UFFICIO NAZIONALE PER L'EDUCAZIONE, LA SCUOLA E L'UNIVERSITÀ
DELLA CONFERENZA EPISCOPALE ITALIANA

Pinocchio ridotto a lavoratore e consumatore?

Il brasiliano Rubem Alves rilegge il personaggio di Collodi, un duro attacco alle odierne strutture educative
17 Giugno 2021

Molti sono convinti di conoscere 'Pinocchio' perché hanno visto il cartone animato di Walt Disney o, se va bene, da bambini hanno letto una versione scorciata del romanzo in edizione illustrata. Eppure Le avventure di Pinocchio è un grande classico della letteratura italiana, che andrebbe letto a scuola, come si fa con I promessi sposi e la Divina Commedia. Perché – a riprova del suo valore – il romanzo di Collodi è una delle opere italiane più tradotte nel mondo ed è un testo dai significati complessi e stratificati. Collodi, infatti, è stato capace, grazie alla sua vena fantastica, di evocare atmosfere diverse, sperimentando soluzioni narrative assai ricche, con molti episodi che ben figurerebbero in un romanzo picaresco, altri in uno d’avventura, altri ancora in una narrazione 'nera', e non è cosa da poco per un libro scritto per i ragazzi.

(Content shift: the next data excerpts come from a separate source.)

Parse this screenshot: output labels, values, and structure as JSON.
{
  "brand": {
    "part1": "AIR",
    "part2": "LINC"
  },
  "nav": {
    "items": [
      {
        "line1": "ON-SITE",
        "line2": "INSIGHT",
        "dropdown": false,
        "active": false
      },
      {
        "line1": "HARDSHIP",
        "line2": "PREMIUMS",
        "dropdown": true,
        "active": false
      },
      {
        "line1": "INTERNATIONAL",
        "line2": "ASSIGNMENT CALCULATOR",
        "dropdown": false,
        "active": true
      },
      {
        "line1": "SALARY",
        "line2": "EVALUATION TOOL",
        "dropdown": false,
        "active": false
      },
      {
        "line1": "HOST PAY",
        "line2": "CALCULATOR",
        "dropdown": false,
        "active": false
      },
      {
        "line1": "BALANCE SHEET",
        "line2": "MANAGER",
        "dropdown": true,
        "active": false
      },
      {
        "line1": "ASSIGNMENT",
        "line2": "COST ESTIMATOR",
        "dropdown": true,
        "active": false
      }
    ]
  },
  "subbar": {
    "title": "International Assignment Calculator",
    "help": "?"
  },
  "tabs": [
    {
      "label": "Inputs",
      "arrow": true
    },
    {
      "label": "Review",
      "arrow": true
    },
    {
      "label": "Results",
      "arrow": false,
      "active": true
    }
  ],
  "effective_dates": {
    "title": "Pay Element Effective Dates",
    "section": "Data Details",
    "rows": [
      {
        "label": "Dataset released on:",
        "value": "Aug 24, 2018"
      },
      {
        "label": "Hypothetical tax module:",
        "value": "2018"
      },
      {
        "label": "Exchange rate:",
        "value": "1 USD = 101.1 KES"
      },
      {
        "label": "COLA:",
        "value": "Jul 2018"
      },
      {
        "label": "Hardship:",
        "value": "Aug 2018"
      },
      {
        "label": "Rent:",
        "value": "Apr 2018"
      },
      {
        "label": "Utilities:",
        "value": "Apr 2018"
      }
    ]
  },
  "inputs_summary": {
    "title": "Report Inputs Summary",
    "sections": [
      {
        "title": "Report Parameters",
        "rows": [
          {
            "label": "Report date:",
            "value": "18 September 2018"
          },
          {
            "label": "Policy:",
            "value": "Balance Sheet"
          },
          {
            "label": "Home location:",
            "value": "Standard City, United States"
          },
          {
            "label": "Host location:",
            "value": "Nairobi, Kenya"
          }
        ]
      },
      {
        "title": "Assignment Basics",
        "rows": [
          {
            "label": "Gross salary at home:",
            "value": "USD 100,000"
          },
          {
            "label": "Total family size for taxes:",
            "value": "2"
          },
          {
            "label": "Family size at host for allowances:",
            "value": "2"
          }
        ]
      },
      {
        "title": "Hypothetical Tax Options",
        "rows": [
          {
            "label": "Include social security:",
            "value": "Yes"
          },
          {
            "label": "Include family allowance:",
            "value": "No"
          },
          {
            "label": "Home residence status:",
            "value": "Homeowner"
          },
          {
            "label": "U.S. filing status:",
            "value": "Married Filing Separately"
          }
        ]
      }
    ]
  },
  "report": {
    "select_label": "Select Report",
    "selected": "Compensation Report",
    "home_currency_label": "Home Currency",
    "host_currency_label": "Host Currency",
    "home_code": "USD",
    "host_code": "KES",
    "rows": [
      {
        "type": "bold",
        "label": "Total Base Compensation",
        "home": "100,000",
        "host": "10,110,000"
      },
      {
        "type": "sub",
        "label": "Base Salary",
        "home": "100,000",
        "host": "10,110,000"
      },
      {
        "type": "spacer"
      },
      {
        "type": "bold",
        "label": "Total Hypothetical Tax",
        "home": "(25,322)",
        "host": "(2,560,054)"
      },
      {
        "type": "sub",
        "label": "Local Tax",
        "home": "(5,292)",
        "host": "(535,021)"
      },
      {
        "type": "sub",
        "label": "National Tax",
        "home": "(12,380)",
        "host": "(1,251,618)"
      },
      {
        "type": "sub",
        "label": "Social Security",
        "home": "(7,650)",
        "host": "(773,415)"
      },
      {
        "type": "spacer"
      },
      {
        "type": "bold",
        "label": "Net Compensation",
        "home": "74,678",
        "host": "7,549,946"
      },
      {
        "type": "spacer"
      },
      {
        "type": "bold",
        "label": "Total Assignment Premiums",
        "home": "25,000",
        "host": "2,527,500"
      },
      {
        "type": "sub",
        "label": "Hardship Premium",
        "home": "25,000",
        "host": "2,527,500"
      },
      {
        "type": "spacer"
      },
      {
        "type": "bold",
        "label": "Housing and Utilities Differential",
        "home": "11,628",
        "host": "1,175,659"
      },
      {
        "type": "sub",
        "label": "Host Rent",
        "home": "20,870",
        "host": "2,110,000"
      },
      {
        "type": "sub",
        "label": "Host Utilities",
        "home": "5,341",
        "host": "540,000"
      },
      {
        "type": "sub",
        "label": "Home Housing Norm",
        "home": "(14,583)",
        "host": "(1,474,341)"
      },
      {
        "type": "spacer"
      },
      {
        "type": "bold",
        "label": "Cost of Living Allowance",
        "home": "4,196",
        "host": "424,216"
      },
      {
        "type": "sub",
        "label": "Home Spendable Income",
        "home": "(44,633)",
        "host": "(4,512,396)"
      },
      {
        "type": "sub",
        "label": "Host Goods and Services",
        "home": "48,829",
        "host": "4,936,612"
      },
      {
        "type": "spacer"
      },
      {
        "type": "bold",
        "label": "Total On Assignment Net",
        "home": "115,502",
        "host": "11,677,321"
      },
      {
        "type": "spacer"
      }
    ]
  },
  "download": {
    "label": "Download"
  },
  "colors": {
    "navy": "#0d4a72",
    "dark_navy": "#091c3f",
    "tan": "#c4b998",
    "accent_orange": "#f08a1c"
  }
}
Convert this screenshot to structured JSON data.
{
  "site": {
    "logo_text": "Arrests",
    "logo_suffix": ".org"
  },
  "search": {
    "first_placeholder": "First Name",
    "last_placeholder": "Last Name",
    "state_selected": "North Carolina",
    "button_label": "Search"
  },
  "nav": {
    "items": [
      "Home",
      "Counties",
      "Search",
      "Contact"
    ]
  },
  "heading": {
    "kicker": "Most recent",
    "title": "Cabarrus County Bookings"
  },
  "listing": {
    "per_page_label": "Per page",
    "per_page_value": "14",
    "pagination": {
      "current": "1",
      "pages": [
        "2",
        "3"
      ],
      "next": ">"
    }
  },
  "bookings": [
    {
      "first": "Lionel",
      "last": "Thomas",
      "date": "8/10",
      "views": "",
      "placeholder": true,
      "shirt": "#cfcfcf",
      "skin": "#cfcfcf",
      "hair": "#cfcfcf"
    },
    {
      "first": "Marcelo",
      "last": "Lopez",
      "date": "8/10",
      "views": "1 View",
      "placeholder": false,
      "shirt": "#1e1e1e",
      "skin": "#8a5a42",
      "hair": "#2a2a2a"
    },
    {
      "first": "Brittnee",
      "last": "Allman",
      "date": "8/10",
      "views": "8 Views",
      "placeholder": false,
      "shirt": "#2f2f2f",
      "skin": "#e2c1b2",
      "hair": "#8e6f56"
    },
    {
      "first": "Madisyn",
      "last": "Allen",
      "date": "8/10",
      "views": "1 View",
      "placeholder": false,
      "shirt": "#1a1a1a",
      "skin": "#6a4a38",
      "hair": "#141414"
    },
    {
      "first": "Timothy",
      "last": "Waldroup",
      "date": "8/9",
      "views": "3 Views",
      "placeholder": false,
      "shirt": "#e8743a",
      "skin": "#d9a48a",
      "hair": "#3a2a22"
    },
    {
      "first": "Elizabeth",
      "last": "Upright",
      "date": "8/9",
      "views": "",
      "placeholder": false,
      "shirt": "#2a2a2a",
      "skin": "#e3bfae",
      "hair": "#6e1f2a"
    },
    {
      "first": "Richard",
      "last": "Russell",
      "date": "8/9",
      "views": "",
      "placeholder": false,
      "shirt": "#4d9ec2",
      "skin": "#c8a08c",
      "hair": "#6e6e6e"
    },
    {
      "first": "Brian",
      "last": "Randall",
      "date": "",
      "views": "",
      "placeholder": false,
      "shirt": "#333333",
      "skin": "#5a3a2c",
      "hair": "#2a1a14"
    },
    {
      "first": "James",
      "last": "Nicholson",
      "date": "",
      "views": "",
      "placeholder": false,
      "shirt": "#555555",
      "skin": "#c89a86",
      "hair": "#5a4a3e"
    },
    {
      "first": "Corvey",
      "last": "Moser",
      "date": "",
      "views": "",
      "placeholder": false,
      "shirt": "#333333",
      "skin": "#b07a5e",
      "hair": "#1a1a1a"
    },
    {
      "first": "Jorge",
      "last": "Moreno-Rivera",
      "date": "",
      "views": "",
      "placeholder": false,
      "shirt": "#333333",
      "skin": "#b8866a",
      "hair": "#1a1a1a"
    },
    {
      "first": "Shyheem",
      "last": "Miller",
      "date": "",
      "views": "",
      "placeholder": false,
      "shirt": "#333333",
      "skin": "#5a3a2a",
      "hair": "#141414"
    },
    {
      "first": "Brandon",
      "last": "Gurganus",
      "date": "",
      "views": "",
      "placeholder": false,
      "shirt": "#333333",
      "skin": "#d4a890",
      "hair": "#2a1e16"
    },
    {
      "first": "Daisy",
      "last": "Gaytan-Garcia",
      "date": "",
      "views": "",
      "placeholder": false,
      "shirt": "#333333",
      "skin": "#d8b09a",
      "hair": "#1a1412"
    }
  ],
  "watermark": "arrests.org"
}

Tra le disavventure del burattino, le sue cadute e risalite, Collodi non rinuncia mai alla dimensione irrazionale e magica del racconto e alla perfetta fusione di fiabesco e quotidiano: quello di Pinocchio è una sorta di viaggio dantesco tra umano e soprannaturale, in cui la fantasia e l’immaginazione si compenetrano alla perfezione con la realtà di un’umanità concreta, perfino dolorosa. Non stupisce perciò che fin dal suo primo apparire sul 'Giornale per i bambini' (a puntate, dal 1881 al 1883) questo romanzo sia stato oggetto di numerose interpretazioni e anche di 'riscritture': il destino, quest’ultimo, tipico dei grandi classici.

L’ultima in ordine di tempo è un Pinocchio alla rovescia (a cura di Paolo Vittoria, Marietti 1820, pp. 56, euro 7,00) di Rubem Alves (1933-2014), uno dei maggiori scrittori brasiliani del Novecento. Filosofo, storico, poeta, pedagogista, psicanalista e autore di racconti per bambini, con il suo saggio Teologia della speranza umana (in Italia pubblicato nel 1971 da Queriniana) era stato uno degli ispiratori della teologia della liberazione.

Nel 2010, invece, ha riscritto il capolavoro di Collodi 'al contrario'. Il suo Pinocchio non è più un burattino che diventa bambino, bensì un bambino, di nome Felipe, che si trasforma in burattino. In che modo? Adeguandosi ai meccanismi e agli ingranaggi sociali che, sin dalla scuola, richiedono al singolo di uniformarsi e omologarsi. Attraverso questa vicenda metaforica e simbolica, Alves lancia un duro atto d’accusa nei confronti delle odierne strutture educative, tutte tese alla standardizzazione dei percorsi formativi, alla certificazione di conoscenze, competenze e abilità, e, se serve, persino alla medicalizzazione, di fronte al disagio di quei ragazzi che, per le loro caratteristiche personali, non riescono a integrarsi in itinerari prestabiliti e uguali e per tutti. Ecco la risposta della maestra al piccolo protagonista: «La scuola non serve a imparare quello che vuoi, ma a imparare quello che devi imparare. Quello che devi imparare è ciò che hanno detto gli uomini intelligenti del Governo. Tutto nel giusto ordine. Una cosa alla volta. Tutti i bambini allo stesso tempo e con la stessa velocità...».

È l’idolatria dei programmi, ammanniti ogni anno uguali a sé stessi, senza che siano mai suscettibili di una vera disamina critica. Così Alves definisce il 'disturbo dell’attenzione': «Disturbo dell’attenzione è quando l’attenzione sta nel luogo dove il cuore desidera e non nel luogo dove il maestro comanda». Ma una scuola simile sembra esistere solo «per trasformare i bambini che giocano in adulti che lavorano». Questo di Alves è un breve libretto che dovrebbe essere letto dai docenti, dagli educatori, dagli psicologi, dai genitori. Innanzitutto per una riflessione su che cosa dovrebbe essere la scuola: una macchina burocratica da far funzionare alla perfezione oppure un luogo, unico e straordinario, in cui scoprire i talenti e liberare le energie? E in secondo luogo per comprendere che in ogni vicenda educativa al centro deve essere posto sempre il ragazzo: solo così possiamo evitare di trasformarlo in un burattino.